Conventional wisdom says the two frontmen of a band shouldn’t live on opposite sides of the United States, but that’s never seemed to deter Avi Vinocur and Patrick Dyer Wolf.

Goodnight, Texas is a band whose strength lies in unexpected sweet spots. Drawing their name from Pat and Avi’s onetime geographic midpoint (the real town of Goodnight in the State of Texas, a tiny hamlet east of Amarillo), the four-piece also exists at the center of its songwriters’ contrasting styles — via a 1913 Gibson A mandolin and a 2015 Danelectro, at the crossroads of folk and blues and rock ‘n’ roll, in a place where dry wit and dark truths meet hope and utmost sincerity.

Conductor is GNTX’s third full-length. It’s ambitious, dynamic, and more electrically inclined than 2012’s A Long Life of Living or 2014’s Uncle John Farquhar, carrying the listener from barn-burner to soul-searcher to banjo ballad and back again, all built on a powerful foundation from bassist Scott Griffin Padden and drummers Alex Nash and Kyle Caprista. It’s a record colored by grief, confusion, joy, the weight of the world: in the four years since the band’s last release, they lost Pat’s dad, Avi’s grandfather, and Scott’s mom. Pat and his wife had a baby boy. Alex became a professional baseball umpire. Britain left the EU and Donald Trump is the president of the United States.

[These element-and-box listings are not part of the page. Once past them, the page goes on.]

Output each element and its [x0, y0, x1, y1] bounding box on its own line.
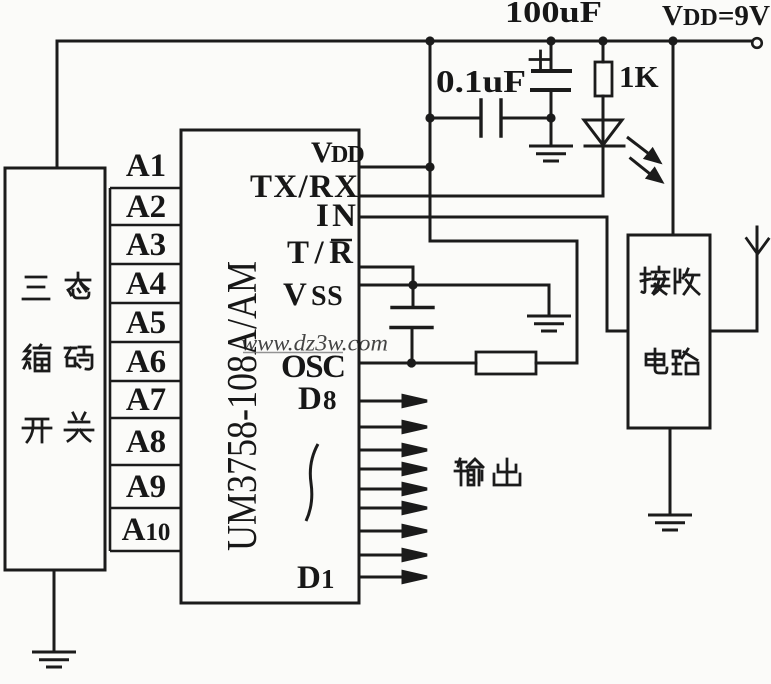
- output arrow D4: [360, 507, 405, 510]
- junction 0.1uF right: [546, 113, 555, 122]
- svg-text:D: D: [297, 560, 321, 596]
- wire: vertical x=430 rail to corner, over to x=577, down to OSC resistor: [430, 41, 577, 363]
- U1 right-side pin labels: [250, 136, 364, 596]
- 接 (receiver box): [641, 267, 669, 294]
- wire: VDD top rail: [57, 40, 752, 43]
- svg-text:D: D: [298, 381, 322, 417]
- svg-text:V: V: [311, 136, 333, 169]
- wire: IN pin of U1 to receiver: [360, 217, 628, 331]
- A1..A10 row lines and left vertical: [110, 188, 181, 551]
- wire: VDD pin of U1: [360, 166, 430, 169]
- row line below A2: [110, 224, 181, 227]
- svg-text:A3: A3: [126, 227, 166, 263]
- LED emission arrow 2: [630, 158, 653, 176]
- svg-text:V: V: [283, 277, 307, 313]
- resistor R1 1K stem top: [602, 41, 605, 62]
- row line below A4: [110, 302, 181, 305]
- receiver box 接收电路: [628, 235, 710, 428]
- svg-text:A9: A9: [126, 469, 166, 505]
- svg-text:1K: 1K: [619, 59, 659, 94]
- resistor R2 body: [476, 352, 536, 374]
- wire: 0.1uF branch right segment: [501, 117, 551, 120]
- capacitor C3 plates: [391, 308, 433, 328]
- svg-text:A7: A7: [126, 382, 166, 418]
- 收 (receiver box): [675, 269, 699, 294]
- svg-text:0.1uF: 0.1uF: [436, 63, 526, 99]
- encoder switch box (tri-state encoder switches): [5, 168, 105, 570]
- wire/cell divider vertical: [109, 188, 112, 551]
- svg-text:100uF: 100uF: [505, 0, 602, 29]
- wire: LED cathode down to TX/RX line: [602, 146, 605, 196]
- svg-text:VDD=9V: VDD=9V: [662, 0, 770, 32]
- output arrow: [360, 488, 405, 491]
- row line below A9: [110, 507, 181, 510]
- wire: TX/RX pin of U1 to LED: [360, 195, 603, 198]
- junction 0.1uF left: [425, 113, 434, 122]
- wire: OSC pin of U1: [360, 362, 476, 365]
- junction OSC: [407, 358, 416, 367]
- svg-text:A4: A4: [126, 266, 166, 302]
- svg-text:A5: A5: [126, 305, 166, 341]
- 路 (receiver box): [673, 349, 698, 374]
- LED emission arrow 1: [627, 137, 650, 155]
- svg-text:1: 1: [321, 564, 335, 594]
- svg-text:8: 8: [323, 385, 337, 415]
- output arrow D1: [360, 576, 405, 579]
- row line below A7: [110, 417, 181, 420]
- wire: T/R pin of U1: [360, 267, 413, 285]
- ground: under 100uF/0.1uF junction: [529, 146, 573, 161]
- row line below A6: [110, 380, 181, 383]
- capacitor C1 plates: [533, 69, 570, 73]
- capacitor C1 100uF electrolytic: stem: [550, 41, 553, 71]
- wire: junction down to ground: [550, 118, 553, 146]
- capacitor C3 at OSC: stem from T/R junction: [412, 285, 415, 307]
- junction rail/receiver: [668, 36, 677, 45]
- output arrow D7: [360, 426, 405, 429]
- watermark www.dz3w.com: [241, 331, 388, 356]
- wire: R2 right to vertical: [536, 362, 577, 365]
- svg-text:IN: IN: [316, 198, 356, 234]
- junction rail/R1: [598, 36, 607, 45]
- capacitor C1 plus sign: [530, 51, 549, 68]
- output arrow D2: [360, 554, 405, 557]
- 开 (encoder box): [23, 419, 51, 442]
- row line below A5: [110, 341, 181, 344]
- junction rail/x430: [425, 36, 434, 45]
- 出 (output label): [494, 459, 520, 485]
- output arrow D3: [360, 530, 405, 533]
- svg-text:A6: A6: [126, 344, 166, 380]
- row line below A3: [110, 263, 181, 266]
- row line below A10: [110, 550, 181, 553]
- junction VDD pin: [425, 162, 434, 171]
- 编 (encoder box): [24, 345, 50, 371]
- ground: under encoder box: [32, 652, 76, 667]
- ground: Vss: [527, 316, 571, 331]
- wire: encoder box bottom to ground: [53, 570, 56, 652]
- 态 (encoder box): [66, 273, 90, 298]
- row line below A8: [110, 464, 181, 467]
- svg-text:A1: A1: [126, 148, 166, 184]
- wire: receiver box bottom to ground: [669, 428, 672, 515]
- svg-text:SS: SS: [311, 281, 343, 312]
- overline of R: [331, 239, 352, 242]
- capacitor C3 stem to OSC wire: [411, 328, 414, 364]
- output arrows D8..D1: [360, 396, 427, 583]
- wire: R1 to LED: [602, 96, 605, 146]
- svg-text:DD: DD: [331, 142, 364, 168]
- LED VD1: [584, 120, 624, 146]
- wire: rail down to receiver box: [672, 41, 675, 235]
- wire: C1 bottom to junction: [550, 90, 553, 118]
- row line below A1: [110, 187, 181, 190]
- svg-text:A2: A2: [126, 189, 166, 225]
- squiggle between D8 and D1: [306, 444, 318, 521]
- output arrow D6: [360, 449, 405, 452]
- CJK glyph drawings: [23, 267, 699, 485]
- terminal VDD=9V: [752, 38, 762, 48]
- ground: receiver: [648, 515, 692, 530]
- junction dots: [407, 36, 678, 367]
- wire: rail down to encoder switch box: [56, 41, 59, 168]
- svg-text:A8: A8: [126, 424, 166, 460]
- antenna arrowhead: [747, 239, 769, 255]
- junction rail/C1: [546, 36, 555, 45]
- 码 (encoder box): [65, 347, 92, 369]
- 关 (encoder box): [65, 413, 93, 441]
- IC U1 UM3758-108A/AM body: [181, 130, 359, 603]
- resistor R1 1K body: [595, 62, 612, 96]
- 三 (encoder box): [23, 277, 49, 299]
- capacitor C2 0.1uF plates: [481, 100, 501, 136]
- 电 (receiver box): [646, 349, 667, 373]
- wire: 0.1uF branch left segment: [430, 117, 481, 120]
- output arrow D5: [360, 468, 405, 471]
- 输 (output label): [455, 459, 483, 485]
- pin labels A1..A10: [122, 148, 171, 548]
- wire: receiver right to antenna: [710, 227, 757, 331]
- wire: Vss pin of U1 to ground: [360, 285, 549, 316]
- junction T/R-Vss: [408, 280, 417, 289]
- svg-text:UM3758-108A/AM: UM3758-108A/AM: [220, 261, 266, 551]
- output arrow D8: [360, 400, 405, 403]
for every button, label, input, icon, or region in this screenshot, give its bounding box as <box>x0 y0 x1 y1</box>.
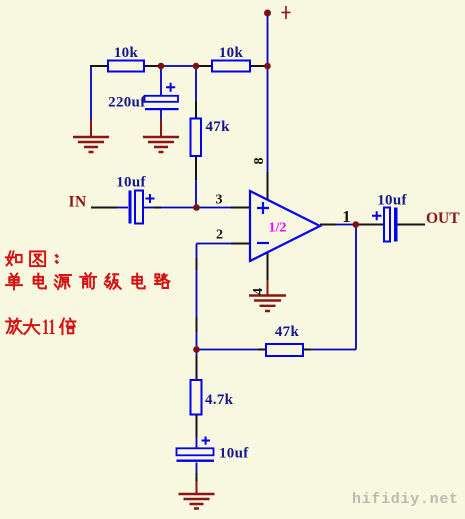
svg-text:1/2: 1/2 <box>269 221 287 236</box>
svg-text:11: 11 <box>42 314 56 339</box>
svg-text:10k: 10k <box>114 45 139 61</box>
svg-text:47k: 47k <box>275 324 300 340</box>
svg-text:hifidiy.net: hifidiy.net <box>352 491 459 508</box>
svg-text:10uf: 10uf <box>116 175 146 191</box>
svg-text:8: 8 <box>252 158 267 165</box>
svg-text:10uf: 10uf <box>219 446 249 462</box>
svg-text:10uf: 10uf <box>377 193 407 209</box>
svg-text:IN: IN <box>69 194 87 211</box>
svg-text:4: 4 <box>251 288 266 295</box>
svg-text:3: 3 <box>216 193 223 208</box>
svg-text:OUT: OUT <box>426 210 460 227</box>
svg-text:2: 2 <box>216 228 223 243</box>
svg-text:220uf: 220uf <box>108 95 146 111</box>
svg-text:47k: 47k <box>206 119 231 135</box>
svg-text:4.7k: 4.7k <box>205 392 234 408</box>
svg-text:10k: 10k <box>219 45 244 61</box>
svg-text:1: 1 <box>342 207 350 226</box>
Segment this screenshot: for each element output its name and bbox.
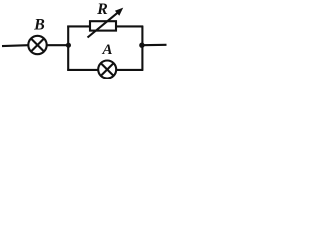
resistor R arrow shaft — [88, 11, 120, 37]
lamp B circle — [28, 36, 46, 54]
wire top branch left — [67, 25, 90, 27]
wire output right — [142, 44, 167, 47]
node left junction — [66, 43, 71, 48]
lamp A X diagonal 2 — [101, 63, 114, 76]
resistor R body — [90, 21, 116, 30]
lamp B X diagonal 1 — [31, 39, 44, 52]
lamp A X diagonal 1 — [101, 63, 114, 76]
wire lamp B to left node — [47, 44, 69, 46]
svg-text:R: R — [96, 1, 108, 18]
resistor R arrowhead — [115, 8, 123, 16]
wire right vertical bar — [141, 26, 143, 71]
wire left vertical bar — [67, 26, 69, 71]
wire bottom branch left — [67, 69, 98, 71]
svg-text:B: B — [33, 17, 45, 34]
svg-text:A: A — [101, 42, 112, 58]
wire left input — [2, 44, 28, 47]
node right junction — [139, 43, 144, 48]
lamp B X diagonal 2 — [31, 39, 44, 52]
lamp A circle — [98, 61, 116, 79]
wire bottom branch right — [116, 69, 143, 71]
wire top branch right — [116, 25, 143, 27]
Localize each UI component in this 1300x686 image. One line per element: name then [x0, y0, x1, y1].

But Conductor is, more accurately, a record about turning points — personal, political, musical, global — and their possibilities. A Long Life of Living drew inspiration from the Civil War and Appalachia; Uncle John Farquhar, from family lore, in the midwest in the late 1800s. Conductor wanders through the American Southwest in the early decades of the 20th century. It’s a moment when the United States has claimed the land from sea to shining sea, poised to become the world power, a great furnace of both progress and destruction. Electricity is coming into its own. The world’s population is about to explode. Against a backdrop of desert sunsets from a century ago, these songs exist on a precipice — as do their creators, as does the listener, as do we all.